Teri watched him check the boy’s lymph nodes, the doctor staring off into the distance as his fingers first worked the underside of the jaw, then a spot just below the boy’s armpit on each side.

“No swelling,” he said absently.

“That’s good.”

“So how’s everything else been?” he asked as he pulled a penlight out of his breast pocket and used a tongue depressor to take a look at the back of the boy’s throat. “Say ah for me.”

“Ahhhh.”

“Things have been all right,” Teri said.

“Still working at the post office?”

“Yeah. It seems like forever, doesn’t it?”

He smiled politely, checked the boy’s reflexes—which to Teri’s untrained eye appeared to respond surprisingly well—and used his stethoscope to listen to the boy’s lungs. When he was finished, he sat down on the stool again and made some notes in Gabriel’s file.

“Well, I don’t know what to tell you, to be honest. Everything appears normal. His lungs are clear, the blood pressure’s normal, the lymph nodes aren’t swollen.
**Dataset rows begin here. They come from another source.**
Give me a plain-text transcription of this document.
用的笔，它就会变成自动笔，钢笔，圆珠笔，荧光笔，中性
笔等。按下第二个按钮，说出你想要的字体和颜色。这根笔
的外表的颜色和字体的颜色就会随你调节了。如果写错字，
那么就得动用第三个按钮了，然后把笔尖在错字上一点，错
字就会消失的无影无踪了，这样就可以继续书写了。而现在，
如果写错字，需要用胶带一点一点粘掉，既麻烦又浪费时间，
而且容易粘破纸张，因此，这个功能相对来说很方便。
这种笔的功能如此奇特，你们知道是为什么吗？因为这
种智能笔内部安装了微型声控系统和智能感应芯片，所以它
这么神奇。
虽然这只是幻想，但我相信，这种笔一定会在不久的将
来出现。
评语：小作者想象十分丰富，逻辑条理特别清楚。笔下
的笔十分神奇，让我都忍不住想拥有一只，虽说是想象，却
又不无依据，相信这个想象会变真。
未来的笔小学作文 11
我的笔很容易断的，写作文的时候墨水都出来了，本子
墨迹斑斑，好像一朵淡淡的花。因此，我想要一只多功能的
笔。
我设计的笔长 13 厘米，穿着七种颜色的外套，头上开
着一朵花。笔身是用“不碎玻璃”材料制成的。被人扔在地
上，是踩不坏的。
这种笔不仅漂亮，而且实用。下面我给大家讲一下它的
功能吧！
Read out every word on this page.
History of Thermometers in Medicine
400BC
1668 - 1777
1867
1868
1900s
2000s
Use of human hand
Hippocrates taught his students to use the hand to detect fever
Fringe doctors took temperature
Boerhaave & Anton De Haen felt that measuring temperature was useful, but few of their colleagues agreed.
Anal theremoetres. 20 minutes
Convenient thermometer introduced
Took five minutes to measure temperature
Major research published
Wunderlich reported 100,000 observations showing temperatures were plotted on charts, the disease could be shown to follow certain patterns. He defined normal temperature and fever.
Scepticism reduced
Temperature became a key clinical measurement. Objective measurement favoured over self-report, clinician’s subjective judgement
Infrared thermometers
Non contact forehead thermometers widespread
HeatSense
There doesn’t seem to be anything out of the ordinary going on.”

“Uh-huh.”

“I think I’d like to take a urine sample and maybe a little blood, just to be on the safe side. And after that—”

“What about the gray in his hair?”

“Pardon?”

“The gray.” Teri, who had been leaning against the wall, trying to stay out of the way during the doctor’s examination, moved around the foot of the table and had the boy tilt his head to one side.

“When did that show up?” Childs asked.

“A couple of days ago.”

He took a long, thoughtful look under the fluorescent lights.

“What do you think it might be?”

“I don’t know. Is there a history of premature graying on either side of the family?”

“Not that I’m aware of.”

“Well, I’m not sure it’s anything to worry ourselves about, Teri. Not just yet anyway. Just keep an eye on it, and if it continues to get worse or if there are any other symptoms that seem like they might be related, then give me a call and we’ll take a closer look.”

“You don’t think it has anything to do with him being tired all the time?”

“It’s not likely. But just in case, why don’t we wait and see what the test results have to say before we start speculating, all right? My guess is that whatever’s going on—and it’s probably just a virus—he’s already over the hump by now and it’s just a matter of building his strength back up.” He took possession of the clipboard again, and stood at the door with his hand on the knob. “All right?”

Teri nodded. “When will you have the test results?”

“Sometime tomorrow if all goes well. I promise I’ll call you.” He glanced down at the clipboard. “We still have your current phone number?”

“Would it be all right if I called you? Tomorrow’s looking like it might be a little on the hectic side.”